Últimamente con agrado he dedicado tiempo a la contemplación, o siendo más sincero con las palabras, he pasado varias horas en silencio mirando un sitio. Es un buen pasatiempo para un universitario el ver la coexistencia de distintas interacciones humanas en un mismo espacio durante un prolongado transcurso. El silencio de una plaza se caracteriza por un murmullo general no muy fuerte, donde a veces se distinguen algunas risas o palabras. Todos participan del espacio, lo nutren, y la suma de cada evento particular compone la totalidad del evento de la plaza. Algunos atraviesan yendo o viniendo, solos, acompañados, a paso rápido o lento, parando en medio para luego continuar, cambiando de dirección, saludando o mirando a otro lado. Otros se encuentran sentados, hablan, fuman, comen, en otro punto hacen fila, compran, en compañía o sin ella, sonríen, cuentan cuentos, chismes, juegan UNO, arrugan el ceño, practican idiomas, pintan, llenan de fotos e imágenes un costado. Y nadie de los que participan de un evento particular se da cuenta del conjunto al que hace parte.
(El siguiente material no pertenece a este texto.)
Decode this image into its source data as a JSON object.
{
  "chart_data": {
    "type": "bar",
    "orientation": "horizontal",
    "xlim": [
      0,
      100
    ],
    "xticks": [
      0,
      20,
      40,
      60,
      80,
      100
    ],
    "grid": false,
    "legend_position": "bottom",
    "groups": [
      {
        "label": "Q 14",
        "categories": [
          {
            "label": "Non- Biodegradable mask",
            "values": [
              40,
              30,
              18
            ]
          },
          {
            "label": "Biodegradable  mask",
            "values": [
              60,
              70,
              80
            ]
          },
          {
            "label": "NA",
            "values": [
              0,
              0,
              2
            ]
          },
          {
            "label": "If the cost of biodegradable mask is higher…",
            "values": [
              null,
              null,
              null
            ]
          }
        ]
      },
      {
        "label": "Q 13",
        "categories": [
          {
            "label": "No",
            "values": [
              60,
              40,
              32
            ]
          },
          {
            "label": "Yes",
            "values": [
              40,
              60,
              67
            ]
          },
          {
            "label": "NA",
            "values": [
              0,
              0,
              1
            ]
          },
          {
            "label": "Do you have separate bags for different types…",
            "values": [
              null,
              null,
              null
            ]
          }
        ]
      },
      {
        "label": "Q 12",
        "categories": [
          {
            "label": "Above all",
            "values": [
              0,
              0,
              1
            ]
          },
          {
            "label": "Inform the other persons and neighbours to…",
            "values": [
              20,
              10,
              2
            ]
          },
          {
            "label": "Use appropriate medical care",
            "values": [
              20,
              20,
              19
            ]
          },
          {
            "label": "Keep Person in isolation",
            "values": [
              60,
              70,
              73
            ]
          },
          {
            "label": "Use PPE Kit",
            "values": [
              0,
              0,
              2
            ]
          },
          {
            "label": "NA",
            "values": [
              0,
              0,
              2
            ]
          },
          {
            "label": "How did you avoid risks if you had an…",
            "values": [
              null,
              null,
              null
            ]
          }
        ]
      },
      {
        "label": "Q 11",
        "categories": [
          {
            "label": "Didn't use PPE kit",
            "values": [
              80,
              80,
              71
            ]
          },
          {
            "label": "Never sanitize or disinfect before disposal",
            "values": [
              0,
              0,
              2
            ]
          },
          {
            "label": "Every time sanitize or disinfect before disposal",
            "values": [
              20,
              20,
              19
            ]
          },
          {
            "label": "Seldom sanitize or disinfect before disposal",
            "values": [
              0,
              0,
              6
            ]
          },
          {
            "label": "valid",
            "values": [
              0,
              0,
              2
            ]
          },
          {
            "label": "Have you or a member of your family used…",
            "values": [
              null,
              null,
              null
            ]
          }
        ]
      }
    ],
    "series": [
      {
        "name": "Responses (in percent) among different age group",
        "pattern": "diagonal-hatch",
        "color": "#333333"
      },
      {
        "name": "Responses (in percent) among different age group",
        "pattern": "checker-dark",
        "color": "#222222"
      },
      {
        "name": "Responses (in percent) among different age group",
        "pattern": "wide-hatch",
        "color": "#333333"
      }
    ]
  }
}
La plaza, se embellece por la interacción humana. ¿De qué sirve una plaza vacía, una piscina sin nadie que nade, una casa solitaria, un gran monumento sin nadie que lo vea, una pintura, una canción, y todas esas otras cosas cuyo valor, sentido, función, son aumentados o dados por las personas? Me volví humanista, escribí, aunque aún tengo problemas con el termino que define el diccionario. Quizá en algún momento pueda definirlo mejor, o tal vez, para ser más sincero con las palabras, simplemente me gusta ver gente haciendo sus cosas y no hay sitio más bonito que aquel en el que hay personas haciendo cosas.

Nada de esto tiene que ver con la paloma, pero no me gusta en una silla un respaldar que se doble al recostarme, debilidad adquirida por el constante uso que lo ha dejado blando, y me molesta escribir en un apoyo inclinado un poco más de lo normal. Además, de mis acostumbradas cuatro alarmas para despertarme, que regularmente apagaba para seguir durmiendo y levantarme horas después, dejé una, las otras tres fueron eliminadas para no seguir tomándome de recocha a mi mismo con esa payasada. Una oportunidad, ninguna más, ahora me levanto cuando debo.
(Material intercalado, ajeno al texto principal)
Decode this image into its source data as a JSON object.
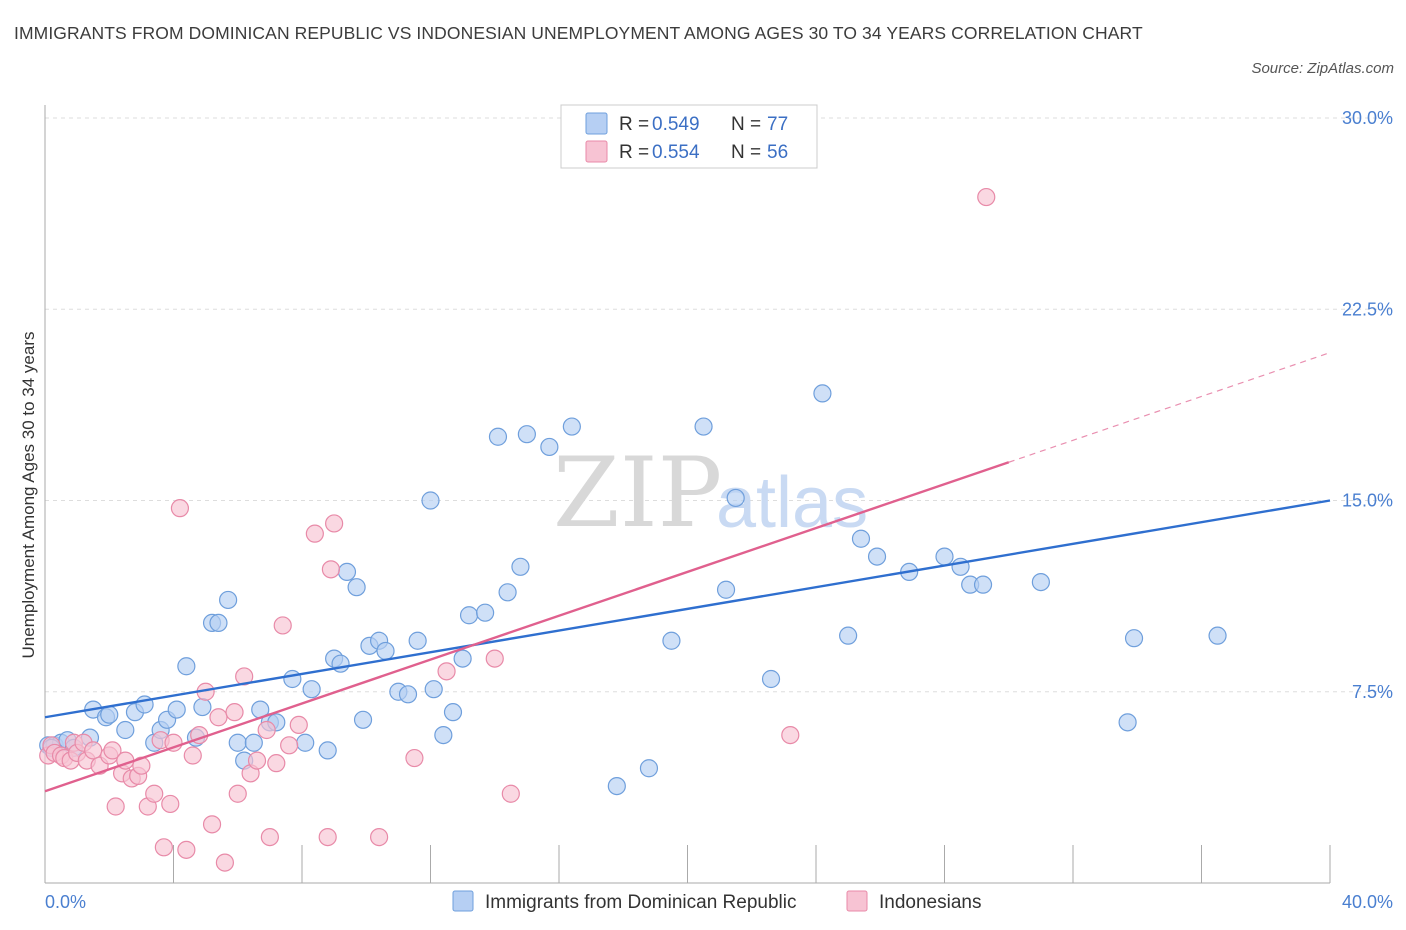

Entra en silencio, apoya la mano izquierda sobre el centro de la puerta, la otra gira y jala la cerradura, cuando está en su sitio la suelta lentamente hasta que el cerrojo encaja sin hacer ruido. Con la cabeza baja, mira el salón, los pupitres, los compañeros y el sitio que ocupará. Sin levantarla busca con los pies la fila del centro. Pasa al frente del profesor e inclina un poco más la cabeza en una mini venia de saludo respetuoso. Se ubica en la silla, saluda a los cercanos, se dispone a ver clase y saca la libreta para anotar lo que acaba de ocurrir. Le asombra no haber dejado escrito una costumbre ya tipificada, lo hace con disposición religiosa. Con sumo respeto llega tarde.